That looks like a Bermuda Sommer Islands replica. The real coins are quite rare. Sorry. http://www.coinweek.com/featured-ne...nds-the-first-english-coins-of-north-america/
That's a replica, but it's a more convincing replica than many I've seen. As @Muzyck mentioned, the real ones are quite rare and expensive. They do turn up occasionally from folks metal detecting in Bermuda, but are usually very corroded and nasty looking, and were pretty crudely struck to begin with. Yours actually looks "too good to be true"!
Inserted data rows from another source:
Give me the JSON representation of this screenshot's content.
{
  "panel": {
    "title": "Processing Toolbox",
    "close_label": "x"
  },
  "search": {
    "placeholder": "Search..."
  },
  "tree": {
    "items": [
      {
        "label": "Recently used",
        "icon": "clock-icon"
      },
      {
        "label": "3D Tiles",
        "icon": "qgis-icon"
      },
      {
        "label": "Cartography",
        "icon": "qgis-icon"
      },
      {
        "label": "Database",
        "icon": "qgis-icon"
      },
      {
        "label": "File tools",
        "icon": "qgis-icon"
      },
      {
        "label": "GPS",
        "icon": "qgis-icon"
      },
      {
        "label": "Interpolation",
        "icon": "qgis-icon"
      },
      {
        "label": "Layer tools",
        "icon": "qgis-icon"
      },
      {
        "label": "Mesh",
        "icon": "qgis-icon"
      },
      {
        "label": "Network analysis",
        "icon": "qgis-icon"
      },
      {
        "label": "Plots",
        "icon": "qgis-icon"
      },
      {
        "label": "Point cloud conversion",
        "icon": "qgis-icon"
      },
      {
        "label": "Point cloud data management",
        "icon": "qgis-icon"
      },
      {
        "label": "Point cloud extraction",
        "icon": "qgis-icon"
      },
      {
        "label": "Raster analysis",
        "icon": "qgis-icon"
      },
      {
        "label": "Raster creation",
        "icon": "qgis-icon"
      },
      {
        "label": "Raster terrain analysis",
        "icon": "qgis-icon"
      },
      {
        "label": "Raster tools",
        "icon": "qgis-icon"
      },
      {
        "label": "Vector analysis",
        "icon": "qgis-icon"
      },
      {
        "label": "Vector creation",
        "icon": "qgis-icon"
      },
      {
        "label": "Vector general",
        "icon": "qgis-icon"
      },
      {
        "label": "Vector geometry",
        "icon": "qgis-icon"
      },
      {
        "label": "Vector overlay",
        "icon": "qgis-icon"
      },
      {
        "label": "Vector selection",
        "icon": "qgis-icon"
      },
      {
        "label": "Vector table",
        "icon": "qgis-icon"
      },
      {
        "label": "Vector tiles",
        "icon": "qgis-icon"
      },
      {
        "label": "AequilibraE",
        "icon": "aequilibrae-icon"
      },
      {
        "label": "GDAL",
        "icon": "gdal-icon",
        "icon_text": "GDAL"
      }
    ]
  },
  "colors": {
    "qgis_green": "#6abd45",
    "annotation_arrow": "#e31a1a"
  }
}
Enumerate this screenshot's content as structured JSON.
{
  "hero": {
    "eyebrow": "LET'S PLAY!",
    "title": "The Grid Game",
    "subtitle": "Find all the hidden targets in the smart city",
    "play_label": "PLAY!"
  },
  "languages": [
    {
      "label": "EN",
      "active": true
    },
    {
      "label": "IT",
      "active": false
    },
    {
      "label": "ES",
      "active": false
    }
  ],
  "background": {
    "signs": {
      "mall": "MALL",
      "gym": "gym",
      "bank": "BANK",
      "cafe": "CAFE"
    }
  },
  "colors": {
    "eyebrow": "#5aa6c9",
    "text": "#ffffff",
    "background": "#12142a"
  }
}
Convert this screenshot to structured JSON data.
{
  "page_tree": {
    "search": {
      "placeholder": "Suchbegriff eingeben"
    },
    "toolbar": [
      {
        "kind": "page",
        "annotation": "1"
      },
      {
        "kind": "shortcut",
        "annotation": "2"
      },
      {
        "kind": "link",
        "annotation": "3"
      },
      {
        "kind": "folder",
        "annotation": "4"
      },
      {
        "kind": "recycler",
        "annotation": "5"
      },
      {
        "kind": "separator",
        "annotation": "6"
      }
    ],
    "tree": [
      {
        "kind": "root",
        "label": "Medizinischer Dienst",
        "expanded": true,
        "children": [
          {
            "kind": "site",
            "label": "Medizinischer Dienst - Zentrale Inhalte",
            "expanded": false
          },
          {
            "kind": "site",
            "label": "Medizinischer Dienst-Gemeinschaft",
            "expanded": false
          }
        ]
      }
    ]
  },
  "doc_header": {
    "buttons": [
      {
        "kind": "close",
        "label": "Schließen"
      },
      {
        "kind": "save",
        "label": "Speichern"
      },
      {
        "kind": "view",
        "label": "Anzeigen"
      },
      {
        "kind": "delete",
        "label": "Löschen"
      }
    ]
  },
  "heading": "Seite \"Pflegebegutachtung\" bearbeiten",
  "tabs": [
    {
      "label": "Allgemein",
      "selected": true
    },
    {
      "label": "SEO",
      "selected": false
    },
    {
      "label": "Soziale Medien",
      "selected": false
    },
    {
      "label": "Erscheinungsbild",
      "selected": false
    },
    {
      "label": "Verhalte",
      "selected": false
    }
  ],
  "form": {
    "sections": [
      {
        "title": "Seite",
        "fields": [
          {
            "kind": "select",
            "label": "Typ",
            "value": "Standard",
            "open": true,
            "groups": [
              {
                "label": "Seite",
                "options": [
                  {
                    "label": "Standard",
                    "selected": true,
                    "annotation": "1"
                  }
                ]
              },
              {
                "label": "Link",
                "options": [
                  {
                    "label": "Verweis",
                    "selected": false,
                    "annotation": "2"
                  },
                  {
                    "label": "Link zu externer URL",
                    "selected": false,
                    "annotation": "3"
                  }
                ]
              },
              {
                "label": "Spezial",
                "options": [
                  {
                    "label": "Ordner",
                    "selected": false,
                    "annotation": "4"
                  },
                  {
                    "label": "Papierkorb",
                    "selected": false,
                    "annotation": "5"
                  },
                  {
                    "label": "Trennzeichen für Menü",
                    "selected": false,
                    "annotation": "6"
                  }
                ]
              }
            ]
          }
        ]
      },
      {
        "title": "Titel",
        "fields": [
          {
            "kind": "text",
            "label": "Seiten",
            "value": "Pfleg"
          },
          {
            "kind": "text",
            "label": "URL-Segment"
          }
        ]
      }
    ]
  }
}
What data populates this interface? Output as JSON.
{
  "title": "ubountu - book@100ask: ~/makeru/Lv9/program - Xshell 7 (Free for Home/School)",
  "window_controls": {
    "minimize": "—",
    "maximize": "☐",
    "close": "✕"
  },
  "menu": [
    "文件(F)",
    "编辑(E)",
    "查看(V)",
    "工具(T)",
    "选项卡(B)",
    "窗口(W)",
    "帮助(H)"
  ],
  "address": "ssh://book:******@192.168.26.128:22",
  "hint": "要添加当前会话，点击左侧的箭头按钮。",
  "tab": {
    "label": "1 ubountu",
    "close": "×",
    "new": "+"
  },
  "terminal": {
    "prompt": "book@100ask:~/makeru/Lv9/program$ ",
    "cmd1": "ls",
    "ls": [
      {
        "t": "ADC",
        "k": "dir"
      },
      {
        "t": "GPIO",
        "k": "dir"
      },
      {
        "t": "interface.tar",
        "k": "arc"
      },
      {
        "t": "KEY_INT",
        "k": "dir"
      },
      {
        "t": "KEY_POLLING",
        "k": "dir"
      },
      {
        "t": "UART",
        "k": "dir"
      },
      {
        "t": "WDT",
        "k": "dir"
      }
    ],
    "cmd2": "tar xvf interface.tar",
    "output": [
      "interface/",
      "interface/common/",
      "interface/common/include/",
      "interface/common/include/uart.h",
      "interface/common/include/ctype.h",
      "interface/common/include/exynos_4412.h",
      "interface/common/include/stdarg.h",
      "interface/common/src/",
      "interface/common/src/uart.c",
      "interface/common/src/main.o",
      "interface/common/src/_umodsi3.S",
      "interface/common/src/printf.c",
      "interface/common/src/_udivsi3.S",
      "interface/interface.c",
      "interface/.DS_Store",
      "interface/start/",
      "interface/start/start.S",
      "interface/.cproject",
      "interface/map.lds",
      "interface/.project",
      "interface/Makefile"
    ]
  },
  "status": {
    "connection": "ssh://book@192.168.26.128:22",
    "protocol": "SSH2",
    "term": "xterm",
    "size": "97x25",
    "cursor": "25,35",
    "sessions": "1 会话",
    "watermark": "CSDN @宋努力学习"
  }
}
I took this to shop and they cleaned it and they scratched it to see if it's the material of the real one and he said it was. I don't know much about them. I'm new to this. And I had a family meme we that went to Bermuda many years ago and that's where we got it
Any shop that would SCRATCH a coin to test it has no idea what they are doing!!! Cleaning is bad enough, especially when you aren't the owner of the coin in question. Especially a potentially rare and/or valuable one!!! Good thing it wasn't real, or they'd have cost you hundreds or thousands of dollars! This surely was a junk shop or pawn shop, not a COIN shop?!?
Oh, and your getting it in Bermuda itself means little. The fakes are marketed specifically to tourists, just as they are in Greece and Italy and Egypt and such.